As the nerve fiber loss continues, the cup may begin to enlarge by progressive posterior collapse and compaction of the remaining viable nerve fibers. In circumstances where the neuroretinal tissue—but not the overlying nerve head vasculature—has collapsed, vessel overpass can often be observed. The blood vessels overlying the collapsed neural rim tissue look like a highway overpass suspended over—but not in contact with—the underlying tissue.
Peripapillary atrophy occurs as 2 types. Alpha-zone peripapillary atrophy is the typical temporal crescent often seen in myopia with areas of hyperpigmentation and hypopigmentation; it has no known impact on glaucoma. The second type, beta-zone peripapillary atrophy, is seen with greater frequency and is more extensive in eyes with glaucoma than in unaffected eyes. It represents loss of choriocapillaris and retinal pigment epithelium, leaving only large choroidal vessels and sclera and resulting in the characteristic white appearance adjacent to the disc margin. The location of the atrophy often correlates with the position of visual field defects. Other less specific signs of glaucomatous damage include nasal displacement of the vessels, narrowing of peripapillary retinal vessels, and baring of the circumlinear vessels. With advanced damage, the cup becomes pale and markedly excavated.

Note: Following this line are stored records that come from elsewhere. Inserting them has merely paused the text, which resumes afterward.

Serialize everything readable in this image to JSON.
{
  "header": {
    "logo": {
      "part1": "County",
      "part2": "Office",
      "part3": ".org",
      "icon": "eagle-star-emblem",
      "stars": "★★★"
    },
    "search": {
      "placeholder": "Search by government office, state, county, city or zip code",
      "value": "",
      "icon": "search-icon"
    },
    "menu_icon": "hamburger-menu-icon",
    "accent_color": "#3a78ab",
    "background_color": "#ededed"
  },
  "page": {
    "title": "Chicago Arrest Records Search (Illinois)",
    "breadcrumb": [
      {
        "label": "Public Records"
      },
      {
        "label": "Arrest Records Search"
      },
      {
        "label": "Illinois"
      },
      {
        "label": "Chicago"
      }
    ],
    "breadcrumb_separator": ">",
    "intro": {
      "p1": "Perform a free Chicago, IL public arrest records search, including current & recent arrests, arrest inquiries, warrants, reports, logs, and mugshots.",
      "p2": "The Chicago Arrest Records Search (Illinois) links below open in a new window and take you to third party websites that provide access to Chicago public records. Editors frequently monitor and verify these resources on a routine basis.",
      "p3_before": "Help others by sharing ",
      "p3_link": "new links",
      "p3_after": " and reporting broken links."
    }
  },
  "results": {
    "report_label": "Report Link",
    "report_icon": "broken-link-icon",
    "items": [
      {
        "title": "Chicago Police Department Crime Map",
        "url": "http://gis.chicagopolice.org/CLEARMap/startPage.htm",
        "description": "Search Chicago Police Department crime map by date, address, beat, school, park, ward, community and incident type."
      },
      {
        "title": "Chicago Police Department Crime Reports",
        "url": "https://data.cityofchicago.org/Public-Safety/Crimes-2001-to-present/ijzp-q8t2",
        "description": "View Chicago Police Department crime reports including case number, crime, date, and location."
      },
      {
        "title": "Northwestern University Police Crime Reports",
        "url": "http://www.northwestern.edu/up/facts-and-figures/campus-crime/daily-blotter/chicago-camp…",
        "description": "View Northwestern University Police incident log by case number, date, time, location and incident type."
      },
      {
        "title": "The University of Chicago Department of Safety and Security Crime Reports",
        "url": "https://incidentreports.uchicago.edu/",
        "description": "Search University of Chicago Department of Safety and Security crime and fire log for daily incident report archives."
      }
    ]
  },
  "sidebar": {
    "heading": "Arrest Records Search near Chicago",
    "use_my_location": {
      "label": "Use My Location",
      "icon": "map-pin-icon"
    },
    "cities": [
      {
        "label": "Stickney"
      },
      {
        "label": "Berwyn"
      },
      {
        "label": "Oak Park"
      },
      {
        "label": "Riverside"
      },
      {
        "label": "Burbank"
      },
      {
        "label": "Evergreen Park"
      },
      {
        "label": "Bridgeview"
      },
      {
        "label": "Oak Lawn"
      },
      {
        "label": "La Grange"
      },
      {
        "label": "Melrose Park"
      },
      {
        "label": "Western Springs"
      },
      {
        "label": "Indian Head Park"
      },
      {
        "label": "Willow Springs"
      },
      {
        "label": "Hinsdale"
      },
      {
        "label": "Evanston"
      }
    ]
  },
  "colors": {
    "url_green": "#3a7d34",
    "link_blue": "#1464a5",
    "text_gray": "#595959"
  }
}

It is important to recognize that glaucomatous optic nerve damage is only one type of pathologic change of the optic nerve; other etiologies of optic nerve changes should be considered in the differential diagnosis. Optic discs where the remaining neuroretinal nerve tissue is pale may need to be evaluated for causes of nonglaucomatous optic atrophy (see BCSC Section 5, Neuro-Ophthalmology). Glaucoma results in increased cupping and pallor within the cup, but not pallor of the remaining rim tissue. In addition, a large cup may be physiologic in a large disc. This can best be assessed following measurement of the disc diameter. Consideration must also be given to a disc with optic disc drusen or coloboma, which can result in visual field loss but not on the basis of glaucoma. Finally, the myopic disc represents a challenge when attempting to assess possible glaucoma damage. The size, tilting, and associated structural changes often preclude the ability to definitively determine the likelihood of glaucoma damage.